Newell Brands Future Earnings Per Share Growth

Newell Brands Future Earnings Per Share Growth

Risks

What could happen that would invalidate this narrative?
  • Newell Brands' significant progress in gross margin expansion, achieving its highest rate in four years and sustaining eight consecutive quarters of year-over-year improvement, suggests margin resilience and positions the company to deliver stronger net margins and earnings as category headwinds abate.
  • The company's domestic manufacturing scale, nearly $2 billion invested in North American automation and supply chain capability, and tariff advantages have resulted in incremental business wins that are expected to materialize in both 2025 and 2026, supporting revenue growth as supply chain dynamics favor reshoring and domestic sourcing.
  • Rebuilt innovation capabilities, now supported by strong consumer insights, brand management infrastructure, and a robust pipeline-including major launches like the Yankee Candle refresh-are driving incremental distribution gains and are likely to improve both sales and pricing power in key categories.
  • International sales, comprising nearly 40% of total revenue, have delivered consistent core sales growth in recent quarters, with the Writing, Baby, and Home Fragrance segments showing particular strength, which buffers overall revenue and supports diversified earnings streams.
  • Strategic cost reduction initiatives, successful refinancing efforts, and ongoing deleveraging (with a projected year-end leverage ratio reduction to 4.5x) should lower interest expense over time, enhance financial flexibility, and drive improvements in net income and return on equity.

Valuation

How have all the factors above been brought together to estimate a fair value?

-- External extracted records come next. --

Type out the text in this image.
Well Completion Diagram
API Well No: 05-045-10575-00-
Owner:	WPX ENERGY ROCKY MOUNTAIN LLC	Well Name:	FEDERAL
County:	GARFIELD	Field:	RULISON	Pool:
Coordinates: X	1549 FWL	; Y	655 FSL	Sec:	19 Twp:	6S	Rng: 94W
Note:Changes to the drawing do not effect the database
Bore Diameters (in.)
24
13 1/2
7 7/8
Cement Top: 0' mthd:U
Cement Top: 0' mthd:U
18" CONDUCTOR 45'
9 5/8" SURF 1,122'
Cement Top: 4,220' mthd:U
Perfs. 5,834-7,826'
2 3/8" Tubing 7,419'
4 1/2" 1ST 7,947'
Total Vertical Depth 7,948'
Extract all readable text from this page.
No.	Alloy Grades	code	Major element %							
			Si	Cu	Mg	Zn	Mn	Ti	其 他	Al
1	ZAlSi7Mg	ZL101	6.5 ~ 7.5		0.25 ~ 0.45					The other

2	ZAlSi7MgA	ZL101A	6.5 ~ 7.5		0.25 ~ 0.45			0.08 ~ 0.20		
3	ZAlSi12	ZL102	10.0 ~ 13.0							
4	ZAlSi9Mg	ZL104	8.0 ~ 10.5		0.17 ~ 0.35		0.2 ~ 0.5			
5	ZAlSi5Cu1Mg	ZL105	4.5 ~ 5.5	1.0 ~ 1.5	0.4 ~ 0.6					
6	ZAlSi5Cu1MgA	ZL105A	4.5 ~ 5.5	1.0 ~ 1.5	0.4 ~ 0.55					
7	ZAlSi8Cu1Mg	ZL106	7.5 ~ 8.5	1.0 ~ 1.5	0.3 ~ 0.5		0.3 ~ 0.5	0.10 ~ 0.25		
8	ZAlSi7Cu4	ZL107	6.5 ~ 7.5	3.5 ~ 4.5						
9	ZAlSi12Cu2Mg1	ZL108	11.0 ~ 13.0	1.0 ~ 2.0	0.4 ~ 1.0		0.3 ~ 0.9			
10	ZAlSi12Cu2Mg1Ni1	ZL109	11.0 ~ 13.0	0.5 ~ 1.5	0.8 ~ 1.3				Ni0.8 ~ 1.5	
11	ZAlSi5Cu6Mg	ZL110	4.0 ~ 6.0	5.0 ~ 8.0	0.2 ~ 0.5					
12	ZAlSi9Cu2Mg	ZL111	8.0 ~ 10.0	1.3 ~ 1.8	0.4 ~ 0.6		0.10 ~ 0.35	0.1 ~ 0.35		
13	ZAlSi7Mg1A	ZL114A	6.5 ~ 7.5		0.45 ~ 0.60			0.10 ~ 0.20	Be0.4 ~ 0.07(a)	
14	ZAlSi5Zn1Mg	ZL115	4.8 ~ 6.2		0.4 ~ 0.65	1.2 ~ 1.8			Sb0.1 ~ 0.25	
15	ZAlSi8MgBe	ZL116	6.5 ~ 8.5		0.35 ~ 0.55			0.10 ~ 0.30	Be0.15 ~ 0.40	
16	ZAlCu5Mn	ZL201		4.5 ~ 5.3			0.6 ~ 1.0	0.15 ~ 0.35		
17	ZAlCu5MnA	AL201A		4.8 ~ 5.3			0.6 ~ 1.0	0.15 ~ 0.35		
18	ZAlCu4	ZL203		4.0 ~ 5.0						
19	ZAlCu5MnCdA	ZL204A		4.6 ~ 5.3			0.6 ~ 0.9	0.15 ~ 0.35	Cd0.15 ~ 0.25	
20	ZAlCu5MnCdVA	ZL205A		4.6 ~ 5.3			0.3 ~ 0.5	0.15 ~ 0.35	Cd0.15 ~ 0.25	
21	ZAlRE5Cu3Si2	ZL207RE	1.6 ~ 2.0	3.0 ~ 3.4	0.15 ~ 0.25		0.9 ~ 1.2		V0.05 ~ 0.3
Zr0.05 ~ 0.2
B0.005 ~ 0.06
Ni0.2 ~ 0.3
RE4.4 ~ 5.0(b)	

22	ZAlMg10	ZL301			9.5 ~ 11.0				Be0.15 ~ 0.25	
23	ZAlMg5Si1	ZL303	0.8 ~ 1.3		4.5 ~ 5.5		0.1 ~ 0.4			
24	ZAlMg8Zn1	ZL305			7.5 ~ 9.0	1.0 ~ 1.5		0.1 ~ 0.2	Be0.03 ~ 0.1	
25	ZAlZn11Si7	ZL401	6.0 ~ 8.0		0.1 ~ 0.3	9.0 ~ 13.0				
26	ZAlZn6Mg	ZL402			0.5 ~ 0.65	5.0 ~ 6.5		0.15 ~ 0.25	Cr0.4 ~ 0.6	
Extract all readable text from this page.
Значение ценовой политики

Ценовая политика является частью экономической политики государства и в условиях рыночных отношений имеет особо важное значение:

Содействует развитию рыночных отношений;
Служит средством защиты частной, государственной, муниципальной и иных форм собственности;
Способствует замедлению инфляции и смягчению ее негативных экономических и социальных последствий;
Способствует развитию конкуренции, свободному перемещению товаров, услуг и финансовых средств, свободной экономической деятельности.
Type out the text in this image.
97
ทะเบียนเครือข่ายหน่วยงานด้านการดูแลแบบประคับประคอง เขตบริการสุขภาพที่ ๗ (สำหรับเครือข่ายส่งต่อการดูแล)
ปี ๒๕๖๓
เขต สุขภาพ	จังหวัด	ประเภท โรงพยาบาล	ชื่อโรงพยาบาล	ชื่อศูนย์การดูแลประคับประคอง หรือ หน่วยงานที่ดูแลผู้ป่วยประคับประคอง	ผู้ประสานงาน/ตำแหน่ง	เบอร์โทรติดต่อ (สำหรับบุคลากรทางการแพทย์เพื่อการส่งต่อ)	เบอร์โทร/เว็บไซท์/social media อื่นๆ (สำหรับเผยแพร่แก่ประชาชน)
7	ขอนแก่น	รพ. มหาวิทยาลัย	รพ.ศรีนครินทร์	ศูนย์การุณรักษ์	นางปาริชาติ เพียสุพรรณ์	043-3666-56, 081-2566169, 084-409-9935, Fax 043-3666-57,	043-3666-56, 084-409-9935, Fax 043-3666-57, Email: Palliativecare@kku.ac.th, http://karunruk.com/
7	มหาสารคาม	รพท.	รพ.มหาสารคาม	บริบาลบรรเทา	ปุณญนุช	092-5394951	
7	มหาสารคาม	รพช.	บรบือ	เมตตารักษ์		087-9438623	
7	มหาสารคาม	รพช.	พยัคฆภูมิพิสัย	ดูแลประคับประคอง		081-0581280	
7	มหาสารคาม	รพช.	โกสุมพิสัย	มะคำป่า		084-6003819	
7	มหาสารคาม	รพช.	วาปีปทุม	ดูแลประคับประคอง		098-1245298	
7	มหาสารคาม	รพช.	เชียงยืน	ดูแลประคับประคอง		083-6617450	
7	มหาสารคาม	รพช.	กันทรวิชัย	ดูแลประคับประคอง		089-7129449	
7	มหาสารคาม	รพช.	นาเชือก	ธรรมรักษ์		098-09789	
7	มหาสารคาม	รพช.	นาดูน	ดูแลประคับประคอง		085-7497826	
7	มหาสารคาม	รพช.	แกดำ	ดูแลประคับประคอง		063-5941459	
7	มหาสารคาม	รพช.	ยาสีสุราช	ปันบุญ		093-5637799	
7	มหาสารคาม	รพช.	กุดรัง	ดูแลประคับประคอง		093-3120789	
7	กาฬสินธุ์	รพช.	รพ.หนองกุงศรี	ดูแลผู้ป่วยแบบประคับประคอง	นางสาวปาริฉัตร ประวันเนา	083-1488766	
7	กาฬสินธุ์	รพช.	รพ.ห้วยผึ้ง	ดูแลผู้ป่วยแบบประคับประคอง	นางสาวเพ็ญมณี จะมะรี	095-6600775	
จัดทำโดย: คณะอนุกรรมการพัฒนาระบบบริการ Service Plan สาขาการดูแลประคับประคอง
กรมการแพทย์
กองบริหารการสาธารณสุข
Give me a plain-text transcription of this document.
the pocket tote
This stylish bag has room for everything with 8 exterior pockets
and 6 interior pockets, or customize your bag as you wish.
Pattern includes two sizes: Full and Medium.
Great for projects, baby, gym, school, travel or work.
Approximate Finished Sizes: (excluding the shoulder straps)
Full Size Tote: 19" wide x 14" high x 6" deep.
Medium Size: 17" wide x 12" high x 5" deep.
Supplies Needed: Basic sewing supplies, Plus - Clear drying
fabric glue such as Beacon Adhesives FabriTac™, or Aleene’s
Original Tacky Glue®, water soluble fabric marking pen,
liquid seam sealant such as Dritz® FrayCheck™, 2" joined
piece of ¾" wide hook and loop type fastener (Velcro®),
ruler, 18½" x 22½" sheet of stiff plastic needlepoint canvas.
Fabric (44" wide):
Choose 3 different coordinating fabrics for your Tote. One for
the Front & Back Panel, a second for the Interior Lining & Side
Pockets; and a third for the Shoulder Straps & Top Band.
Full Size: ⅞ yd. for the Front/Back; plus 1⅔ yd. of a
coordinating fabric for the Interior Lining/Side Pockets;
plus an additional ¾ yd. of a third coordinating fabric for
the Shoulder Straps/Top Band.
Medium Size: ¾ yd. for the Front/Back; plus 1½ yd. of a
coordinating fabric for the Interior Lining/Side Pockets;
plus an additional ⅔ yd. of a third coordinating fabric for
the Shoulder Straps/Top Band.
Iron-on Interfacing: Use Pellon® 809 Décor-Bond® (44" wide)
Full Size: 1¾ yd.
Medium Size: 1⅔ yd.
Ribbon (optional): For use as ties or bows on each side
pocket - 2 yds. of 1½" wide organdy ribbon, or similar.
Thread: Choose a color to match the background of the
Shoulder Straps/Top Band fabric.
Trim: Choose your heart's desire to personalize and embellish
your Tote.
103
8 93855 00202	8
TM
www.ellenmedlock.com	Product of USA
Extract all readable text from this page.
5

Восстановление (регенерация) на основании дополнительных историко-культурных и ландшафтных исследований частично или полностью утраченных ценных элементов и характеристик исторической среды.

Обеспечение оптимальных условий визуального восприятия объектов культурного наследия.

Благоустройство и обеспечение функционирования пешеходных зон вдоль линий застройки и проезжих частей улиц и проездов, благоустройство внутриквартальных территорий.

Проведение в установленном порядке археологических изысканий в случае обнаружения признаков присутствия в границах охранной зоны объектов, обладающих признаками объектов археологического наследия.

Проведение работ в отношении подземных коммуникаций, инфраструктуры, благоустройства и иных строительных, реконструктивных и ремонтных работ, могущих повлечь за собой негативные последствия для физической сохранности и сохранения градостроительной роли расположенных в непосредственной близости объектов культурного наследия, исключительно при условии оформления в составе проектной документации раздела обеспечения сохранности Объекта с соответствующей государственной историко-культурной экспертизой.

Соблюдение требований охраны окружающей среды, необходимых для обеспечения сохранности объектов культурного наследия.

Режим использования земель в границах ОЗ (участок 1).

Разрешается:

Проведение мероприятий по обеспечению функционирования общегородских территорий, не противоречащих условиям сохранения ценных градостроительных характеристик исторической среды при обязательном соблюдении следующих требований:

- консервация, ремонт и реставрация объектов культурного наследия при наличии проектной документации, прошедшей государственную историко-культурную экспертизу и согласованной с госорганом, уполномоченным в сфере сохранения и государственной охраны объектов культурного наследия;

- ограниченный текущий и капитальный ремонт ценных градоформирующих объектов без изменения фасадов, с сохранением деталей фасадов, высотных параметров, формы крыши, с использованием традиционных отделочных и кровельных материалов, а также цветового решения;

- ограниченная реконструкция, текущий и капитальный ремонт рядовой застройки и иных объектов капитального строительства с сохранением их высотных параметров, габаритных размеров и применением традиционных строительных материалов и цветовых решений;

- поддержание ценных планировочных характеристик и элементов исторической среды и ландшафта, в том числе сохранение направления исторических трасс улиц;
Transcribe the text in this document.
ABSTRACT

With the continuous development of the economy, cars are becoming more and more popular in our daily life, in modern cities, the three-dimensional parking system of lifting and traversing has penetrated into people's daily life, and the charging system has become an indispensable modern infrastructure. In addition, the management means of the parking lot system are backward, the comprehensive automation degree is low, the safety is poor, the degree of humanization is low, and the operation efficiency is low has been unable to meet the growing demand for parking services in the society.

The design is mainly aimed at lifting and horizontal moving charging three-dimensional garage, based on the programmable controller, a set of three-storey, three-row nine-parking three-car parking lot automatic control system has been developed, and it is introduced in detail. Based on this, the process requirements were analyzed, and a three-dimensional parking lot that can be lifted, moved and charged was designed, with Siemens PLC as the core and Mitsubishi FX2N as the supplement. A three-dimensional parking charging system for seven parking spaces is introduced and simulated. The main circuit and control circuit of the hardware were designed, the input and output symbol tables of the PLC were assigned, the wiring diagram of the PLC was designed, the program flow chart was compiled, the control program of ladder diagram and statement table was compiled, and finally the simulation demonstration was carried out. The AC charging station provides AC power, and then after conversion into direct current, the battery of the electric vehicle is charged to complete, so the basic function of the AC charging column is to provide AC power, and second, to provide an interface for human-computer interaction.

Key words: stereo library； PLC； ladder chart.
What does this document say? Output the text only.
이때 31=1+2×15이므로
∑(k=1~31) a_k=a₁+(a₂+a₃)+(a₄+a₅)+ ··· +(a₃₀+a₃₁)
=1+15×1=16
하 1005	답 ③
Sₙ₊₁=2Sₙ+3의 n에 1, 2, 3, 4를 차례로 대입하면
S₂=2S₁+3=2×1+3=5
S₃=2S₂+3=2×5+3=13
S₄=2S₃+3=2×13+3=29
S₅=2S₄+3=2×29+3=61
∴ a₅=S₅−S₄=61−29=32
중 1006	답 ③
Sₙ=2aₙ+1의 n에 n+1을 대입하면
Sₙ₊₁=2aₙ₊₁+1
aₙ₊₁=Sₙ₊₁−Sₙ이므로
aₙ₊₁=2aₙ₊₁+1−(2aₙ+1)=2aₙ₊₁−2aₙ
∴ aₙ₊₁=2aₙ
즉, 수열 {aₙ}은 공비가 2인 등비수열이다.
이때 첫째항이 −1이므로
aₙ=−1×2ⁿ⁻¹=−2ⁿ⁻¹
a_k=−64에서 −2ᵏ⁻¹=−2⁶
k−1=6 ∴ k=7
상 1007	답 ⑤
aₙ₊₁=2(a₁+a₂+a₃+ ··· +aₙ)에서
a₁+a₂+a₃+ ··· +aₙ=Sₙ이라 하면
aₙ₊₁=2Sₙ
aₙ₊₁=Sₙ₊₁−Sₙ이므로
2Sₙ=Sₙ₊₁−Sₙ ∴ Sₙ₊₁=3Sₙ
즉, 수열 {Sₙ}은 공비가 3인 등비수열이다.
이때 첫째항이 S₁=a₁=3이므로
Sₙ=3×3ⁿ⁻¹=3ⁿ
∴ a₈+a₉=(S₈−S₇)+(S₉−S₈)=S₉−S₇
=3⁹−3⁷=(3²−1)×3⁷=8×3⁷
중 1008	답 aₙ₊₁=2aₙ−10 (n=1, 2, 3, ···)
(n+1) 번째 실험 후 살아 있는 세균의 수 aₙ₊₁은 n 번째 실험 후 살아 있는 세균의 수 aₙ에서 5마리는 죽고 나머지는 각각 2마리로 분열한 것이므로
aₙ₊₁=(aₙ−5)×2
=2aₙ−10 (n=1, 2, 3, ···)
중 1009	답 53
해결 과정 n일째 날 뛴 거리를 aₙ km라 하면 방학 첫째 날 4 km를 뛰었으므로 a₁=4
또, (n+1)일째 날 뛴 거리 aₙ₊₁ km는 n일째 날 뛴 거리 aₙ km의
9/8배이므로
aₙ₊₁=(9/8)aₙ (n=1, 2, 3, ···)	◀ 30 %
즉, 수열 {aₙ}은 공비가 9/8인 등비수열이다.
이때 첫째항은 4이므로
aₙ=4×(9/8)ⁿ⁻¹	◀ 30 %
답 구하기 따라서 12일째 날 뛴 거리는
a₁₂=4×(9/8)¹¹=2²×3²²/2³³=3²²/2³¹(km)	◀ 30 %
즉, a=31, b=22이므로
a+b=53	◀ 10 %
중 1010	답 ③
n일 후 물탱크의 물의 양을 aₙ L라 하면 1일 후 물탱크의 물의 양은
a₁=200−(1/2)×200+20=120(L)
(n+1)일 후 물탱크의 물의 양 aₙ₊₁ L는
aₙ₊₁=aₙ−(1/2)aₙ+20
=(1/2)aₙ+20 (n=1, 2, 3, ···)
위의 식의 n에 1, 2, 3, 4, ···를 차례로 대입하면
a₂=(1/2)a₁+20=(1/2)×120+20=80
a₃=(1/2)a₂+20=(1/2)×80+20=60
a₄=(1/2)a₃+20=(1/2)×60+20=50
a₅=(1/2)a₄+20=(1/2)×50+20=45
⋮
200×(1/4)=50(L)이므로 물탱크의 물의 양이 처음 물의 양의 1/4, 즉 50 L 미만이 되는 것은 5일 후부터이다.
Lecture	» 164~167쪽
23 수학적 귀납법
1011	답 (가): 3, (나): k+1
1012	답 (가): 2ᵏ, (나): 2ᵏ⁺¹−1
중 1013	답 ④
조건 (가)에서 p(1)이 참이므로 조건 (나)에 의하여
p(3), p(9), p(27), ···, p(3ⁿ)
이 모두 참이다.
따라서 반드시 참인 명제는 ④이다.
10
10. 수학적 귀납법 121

  • The assumed bearish price target for Newell Brands is $5.0, which represents the lowest price target estimate amongst analysts. This valuation is based on what can be assumed as the expectations of Newell Brands's future earnings growth, profit margins and other risk factors from analysts on the more bearish end of the spectrum.
  • However, there is a degree of disagreement amongst analysts, with the most bullish reporting a price target of $9.0, and the most bearish reporting a price target of just $5.0.
  • In order for you to agree with the bearish analysts, you'd need to believe that by 2028, revenues will be $7.3 billion, earnings will come to $391.9 million, and it would be trading on a PE ratio of 7.7x, assuming you use a discount rate of 12.3%.
  • Given the current share price of $5.92, the bearish analyst price target of $5.0 is 18.5% lower. Despite analysts expecting the underlying buisness to improve, they seem to believe the market's expectations are too high.
  • We always encourage you to reach your own conclusions though. So sense check these analyst numbers against your own assumptions and expectations based on your understanding of the business and what you believe is probable.

How well do narratives help inform your perspective?

Disclaimer

AnalystLowTarget is a tool utilizing a Large Language Model (LLM) that ingests data on consensus price targets, forecasted revenue and earnings figures, as well as the transcripts of earnings calls to produce qualitative analysis. The narratives produced by AnalystLowTarget are general in nature and are based solely on analyst data and publicly-available material published by the respective companies. These scenarios are not indicative of the company's future performance and are exploratory in nature. Simply Wall St has no position in the company(s) mentioned. Simply Wall St may provide the securities issuer or related entities with website advertising services for a fee, on an arm's length basis. These relationships have no impact on the way we conduct our business, the content we host, or how our content is served to users. The price targets and estimates used are consensus data, and do not constitute a recommendation to buy or sell any stock, and they do not take account of your objectives, or your financial situation. Note that AnalystLowTarget's analysis may not factor in the latest price-sensitive company announcements or qualitative material.